TLF PROGRAMS
In addition to The Heckler Fund, which offers one time crisis grants to comedians in need, The Laughter Foundation also has plans for the following programs:
PROGRAMS IN DEVELOPMENT
- National and International Laughter Day
- Clown Care Unit (CCU) – Hospital Clowns for hospitals
- Senior Citizen Comedy Clubs – Comedy shows in retirement homes
- The Laughter Institution – Extremely long-term plan and augmentation of The Comedy Museum, the idea is to study laughter as a science, as well as the social and geo-political implications of comedy.
- COMEC
COMEC: The Comedy Museum Exploratory Committee
This program will put together a committee of experts in Comedy, museum building and philanthropy to look into how to build a world-class museum to study and exhibit the art, history and science of Comedy.
Comedy is an art form, as well as a science. And it has it’s own evolutionary history. Its the only art form that people from all walks of life use every day (except Rush Limbaugh, of course!) and yet know very little about how it works. The Comedy Museum will study the phenomenon known as comedy.
Comedy is also a very powerful social and even geo-political tool. From Bugs Bunny making fun of Hitler to the recent Fatwah put out on the Danish cartoonist, Comedy remains a very strong influence on world-wide attitudes.
I’d like to see permanent exhibits like “Influences”. Jack Benny, for example. Who influenced him? and Whom did he influence? (Johnny Carson?) Temporary installations such as “The Dark Side of Comedy: From Hitler to Dahmer” and “Chalk n Cheese,” an ironic examination of the similarities and differences between British and American Comedy.
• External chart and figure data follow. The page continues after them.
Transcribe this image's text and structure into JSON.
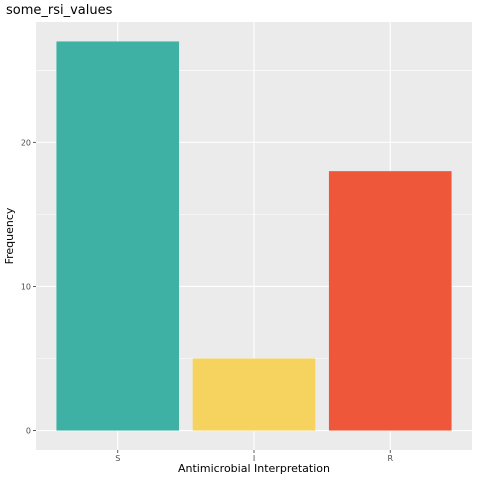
{
  "chart_data": {
    "type": "bar",
    "title": "some_rsi_values",
    "xlabel": "Antimicrobial Interpretation",
    "ylabel": "Frequency",
    "categories": [
      "S",
      "I",
      "R"
    ],
    "values": [
      27,
      5,
      18
    ],
    "ylim": [
      -1.35,
      28.35
    ],
    "yticks": [
      0,
      10,
      20
    ],
    "ytick_labels": [
      "0",
      "10",
      "20"
    ],
    "grid": true,
    "colors": [
      "#3EB0A4",
      "#F6D35E",
      "#EE573A"
    ],
    "panel_background": "#EBEBEB",
    "legend": "none"
  }
}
The museum will have environmental rooms, whereby a visitor will enter a room and suddenly he’ll be transported back to 20th Century Burlesque or Vaudeville or a smokey 1950′s San Francisco nightclub with Lenny Bruce on stage. There will be a purpose built comedy stage within the museum, a world-class cinema, multiple large gallery space, a miniature broadcast space (for recording everything from podcast interviews to live web-streaming interviews with comedians big and small) and a cafe (called The Borscht Belt). The idea is to build it as if it were good enough to hang Picasso’s.
Estimated need for committee: $50,000. Final project estimation: $25,000,000. Target city: San Francisco, the birthplace of American stand-up comedy.